P.P.O.W and Galerie Lelong, New York, USA
Carolee Schneemann’s two-part survey at P.P.O.W. and Galerie Lelong is titled ‘Further Evidence’, hinting at the artist’s inclination for collecting suppressed materials and presenting them as a kind of testimony. Schneemann is a political eroticist, but her source material is her very singular self – it is in this fashion that her work, entailing a mythology of her own body, reveals the way the bodies of other ‘disobedient women’ are radically threatening to the patriarchy even today.
‘Exhibit A’ at P.P.O.W. opens with Fresh Blood – A Dream Morphology (1982–86), an installation centred around a 1983 performance of the same name, in which the artist brandishes an umbrella while describing it as a symbol for a vulva with flexible energy, capable of bleeding, having an orgasm and furling into a ‘cock/cunt’. Schneemann performs in the glare of her own hand-drawn slides, which are exhibited at the gallery in mandala-like arrangements, mirroring the artist’s conception of the vulva/vagina as a many-pointed star (or umbrella), formed by many connected ‘V’s – velocity, vector, vagina, veins. (‘Don’t forget, it all comes back,’ remarks a twinned interlocutor at one point.) At this moment in her life, Schneemann has a direct focus: she creates hallucinatory spaces that expose the power structures that subjugate women through bodily shame, while simultaneously proposing dream-like alternate scenarios.

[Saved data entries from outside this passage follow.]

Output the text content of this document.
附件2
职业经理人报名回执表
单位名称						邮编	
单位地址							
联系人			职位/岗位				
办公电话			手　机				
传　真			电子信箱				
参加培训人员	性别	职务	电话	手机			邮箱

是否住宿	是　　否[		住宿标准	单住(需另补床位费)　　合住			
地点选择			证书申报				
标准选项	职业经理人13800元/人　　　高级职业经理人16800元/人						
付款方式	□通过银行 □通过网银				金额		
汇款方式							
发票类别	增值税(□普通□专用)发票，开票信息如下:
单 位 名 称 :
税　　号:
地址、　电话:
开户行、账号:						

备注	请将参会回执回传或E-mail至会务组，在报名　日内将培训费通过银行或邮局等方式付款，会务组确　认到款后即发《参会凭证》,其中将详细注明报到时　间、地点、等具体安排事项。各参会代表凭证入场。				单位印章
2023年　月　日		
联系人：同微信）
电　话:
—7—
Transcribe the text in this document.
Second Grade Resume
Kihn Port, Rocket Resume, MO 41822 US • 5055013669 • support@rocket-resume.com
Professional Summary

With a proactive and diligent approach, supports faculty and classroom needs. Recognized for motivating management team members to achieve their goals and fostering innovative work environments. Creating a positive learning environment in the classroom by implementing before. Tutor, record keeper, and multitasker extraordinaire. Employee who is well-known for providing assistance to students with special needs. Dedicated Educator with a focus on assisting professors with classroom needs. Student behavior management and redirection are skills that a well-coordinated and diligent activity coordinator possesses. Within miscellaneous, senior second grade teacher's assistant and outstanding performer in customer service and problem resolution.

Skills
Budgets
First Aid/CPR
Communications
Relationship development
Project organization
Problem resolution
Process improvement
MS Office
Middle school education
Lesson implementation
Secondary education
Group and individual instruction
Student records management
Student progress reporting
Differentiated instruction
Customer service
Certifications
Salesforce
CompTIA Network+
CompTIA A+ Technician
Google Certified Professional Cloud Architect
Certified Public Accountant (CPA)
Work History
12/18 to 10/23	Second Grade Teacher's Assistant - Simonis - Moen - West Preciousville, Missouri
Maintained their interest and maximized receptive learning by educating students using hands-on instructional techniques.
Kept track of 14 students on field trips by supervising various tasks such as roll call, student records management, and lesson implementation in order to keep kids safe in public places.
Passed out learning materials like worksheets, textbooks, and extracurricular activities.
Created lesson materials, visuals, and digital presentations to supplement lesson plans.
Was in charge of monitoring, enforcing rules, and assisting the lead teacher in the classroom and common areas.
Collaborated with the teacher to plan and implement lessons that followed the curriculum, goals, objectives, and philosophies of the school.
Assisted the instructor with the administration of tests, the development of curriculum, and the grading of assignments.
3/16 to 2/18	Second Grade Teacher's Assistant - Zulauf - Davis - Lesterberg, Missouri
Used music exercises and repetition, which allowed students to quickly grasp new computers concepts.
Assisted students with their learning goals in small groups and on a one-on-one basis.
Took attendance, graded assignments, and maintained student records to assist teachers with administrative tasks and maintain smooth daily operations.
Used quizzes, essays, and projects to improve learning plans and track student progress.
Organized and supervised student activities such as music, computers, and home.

The second major installation in ‘Exhibit A’, Known/Unknown-Plague Column (1996), combines images of a pestsäule (plague column) sculpture from 17th century Austria and militaristic cancer treatments. (The artist was diagnosed with breast cancer in the 1990s.) The pestsäule figures the disease as a poison-breasted hag bursting with snakes; Schneemann’s multimedia installation orbits these loaded associations between the feminine and the toxic. Photographs of the sculpture and cancer cells appear beside correspondence and notes about the suffering and treatment of the artist and her friends. A pile of hay in the centre of the room is a bed for many yellow, cast-resin breast sculptures, woozily lit from beneath and scattered between four television monitors screening an ominous video collage: screeching birds, a cat with a bloody mouth, injections and a penis penetrating a vagina. Oranges stuck with syringes hang from the ceiling. It’s a pitch-dark work made in a dark time; but Schneemann’s constellations of power, gender, morality, witchcraft and sickness remain prescient two decades later.
In Galerie Lelong’s ‘Exhibit B’, a general atmosphere of dread characterizes two major video installations, Devour (2003–04) and Precarious (2009), in which edited video footage wheels around in space, creating circular prisons of imagery. Devour is a multichannel theatre of moving images on television screens and projections, in which glitchy white noise mixes with shots of soldiers on planes and bodies bleeding on streets. In contrast, a handful of scenes –Schneemann receiving morning kisses from her cat, solarized imagery of an infant suckling a nipple, a mouth slurping up noodles – are so astonishingly oral and sensuous that the body’s responsive signals become jammed in shock. Precarious (2009) focuses more tightly on imprisonment and performance. A meme of a cockatoo dancing accompanies footage of prison inmates rehearsing the routine from Michael Jackson’s Thriller (1983) video; an enslaved bear dances in footage from Sergei Eisenstein’s Strike (1925). It is we who feel trapped, however, standing in the midst of these projections of humans and animals in bondage. Like thinkers such as Donna Harraway and Rosi Braidotti, Schneemann increasingly insists on the presence of a fleshy, embodied subjectivity in humans and non-humans alike. With these images of the subjugated distributed through communication networks, Schneemann also suggests possible forms of future alliance between the oppressed, who appear here as a nightmarish digital subconscious. Because, don’t forget, it all comes back.